I was hoping that you would find it yourself by doing the correct work.
The length of the fencing attached to the barn = x
The length of the side of the fencing not-attached to the barn = x+60
The width of the fenced area = W
The fenced area = A = (x+60) * W
..........................................................(1)
Perimeter of the rectangle = 2 * [(x+60) + W]
Perimeter of the fence (excluding the part taken up by) = 140 = 2 * [(x+60) + W] - 60
140 = 2 * [(x+60) + W] - 60
2*[x + W] = 80
........................................................................................(2)
x + W = 40
x = 40 - W
(assuming that x ≥ 0).............................................................(3)
W = 40 - x (assuming that x ≥ 0).............................................................(3)
Using (3) in (1)
A = (100 - W)*W or A = (x + 60)*(40-x)
to locally maximize area we have
dA/dW = 0 →
100 - 2*W = 0
W = 50...................................................................................................(4)
x = -10 (Using 3)
But that cannot happen. So we plot the function A = (x + 60)*(40-x) and find that the A is maximum at x= 0 (A = 2400 sqft) within the given domain (x ≥ 0)

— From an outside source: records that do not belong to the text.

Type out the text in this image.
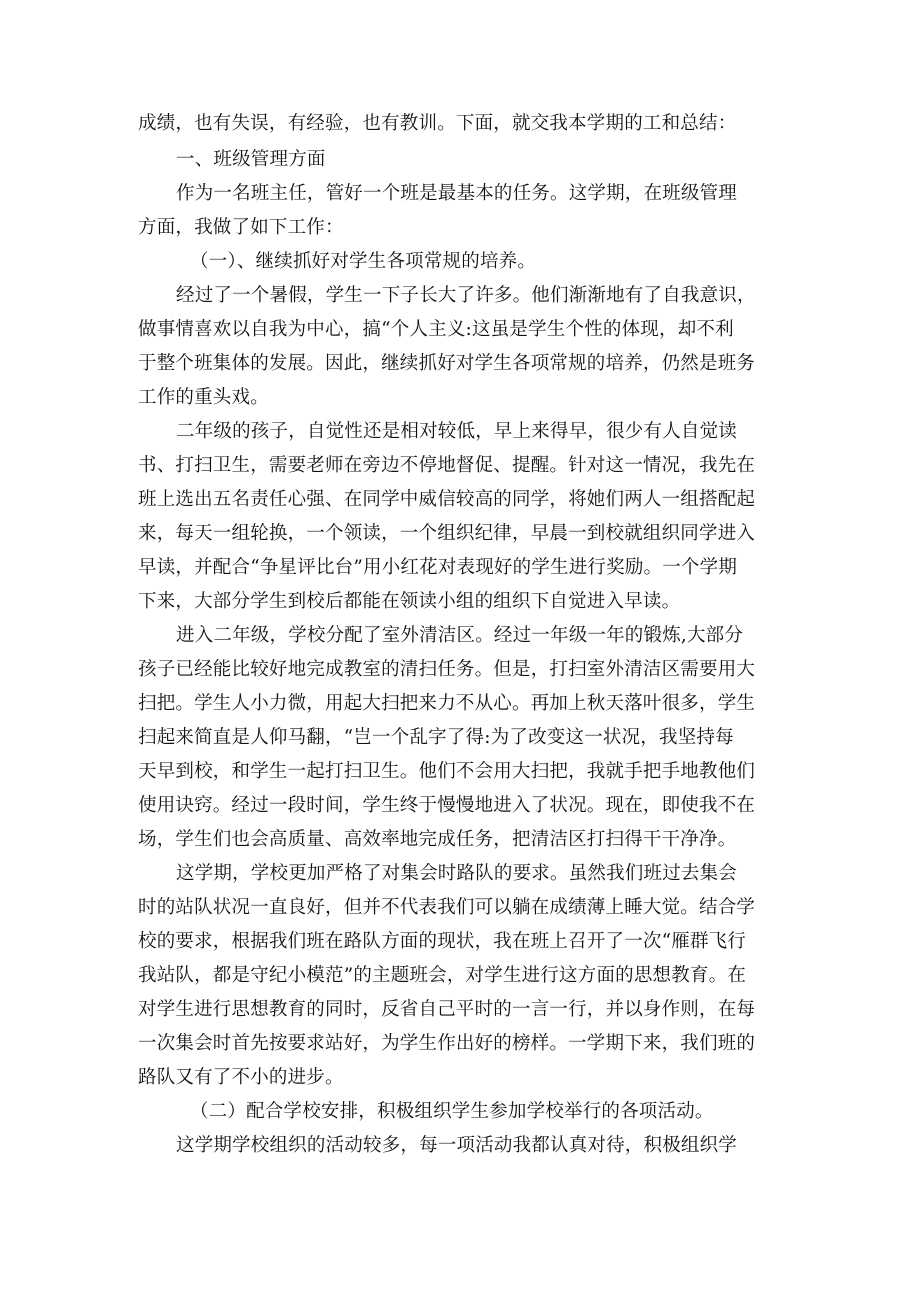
成绩，也有失误，有经验，也有教训。下面，就交我本学期的工和总结：
一、班级管理方面
作为一名班主任，管好一个班是最基本的任务。这学期，在班级管理
方面，我做了如下工作：
（一）、继续抓好对学生各项常规的培养。
经过了一个暑假，学生一下子长大了许多。他们渐渐地有了自我意识，
做事情喜欢以自我为中心，搞“个人主义:这虽是学生个性的体现，却不利
于整个班集体的发展。因此，继续抓好对学生各项常规的培养，仍然是班务
工作的重头戏。
二年级的孩子，自觉性还是相对较低，早上来得早，很少有人自觉读
书、打扫卫生，需要老师在旁边不停地督促、提醒。针对这一情况，我先在
班上选出五名责任心强、在同学中威信较高的同学，将她们两人一组搭配起
来，每天一组轮换，一个领读，一个组织纪律，早晨一到校就组织同学进入
早读，并配合“争星评比台”用小红花对表现好的学生进行奖励。一个学期
下来，大部分学生到校后都能在领读小组的组织下自觉进入早读。
进入二年级，学校分配了室外清洁区。经过一年级一年的锻炼,大部分
孩子已经能比较好地完成教室的清扫任务。但是，打扫室外清洁区需要用大
扫把。学生人小力微，用起大扫把来力不从心。再加上秋天落叶很多，学生
扫起来简直是人仰马翻，“岂一个乱字了得:为了改变这一状况，我坚持每
天早到校，和学生一起打扫卫生。他们不会用大扫把，我就手把手地教他们
使用诀窍。经过一段时间，学生终于慢慢地进入了状况。现在，即使我不在
场，学生们也会高质量、高效率地完成任务，把清洁区打扫得干干净净。
这学期，学校更加严格了对集会时路队的要求。虽然我们班过去集会
时的站队状况一直良好，但并不代表我们可以躺在成绩薄上睡大觉。结合学
校的要求，根据我们班在路队方面的现状，我在班上召开了一次“雁群飞行
我站队，都是守纪小模范”的主题班会，对学生进行这方面的思想教育。在
对学生进行思想教育的同时，反省自己平时的一言一行，并以身作则，在每
一次集会时首先按要求站好，为学生作出好的榜样。一学期下来，我们班的
路队又有了不小的进步。
（二）配合学校安排，积极组织学生参加学校举行的各项活动。
这学期学校组织的活动较多，每一项活动我都认真对待，积极组织学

To investigate the domain x ≤ 0, we understand that the fencing will be used only on three sides.
The length of the side of the fencing not-attached to the barn = L
The width of the fenced area = W
The fenced area = A = L * W
..........................................................(1a)
Perimeter of the rectangle = 2 * [L + W]
Perimeter of the fence (excluding the part taken up by) = 140 = 2 * [W] + L
L = 140 - 2*W
(assuming that L ≤ 60)........................................................................................(2a)
Using (2a) in (1a)
A = (140 - 2*W) * W
to locally maximize area we have
dA/dW = 0 →
140 - 4*W = 0
W = 35
...................................................................................................(4a)
L = 70 (Using 2a)
But this is beyond the domain of L (L≤ 60)
So we plot the function again and find that the area is maximized within the domain when L = 60 (Area = 2400 sq.ft)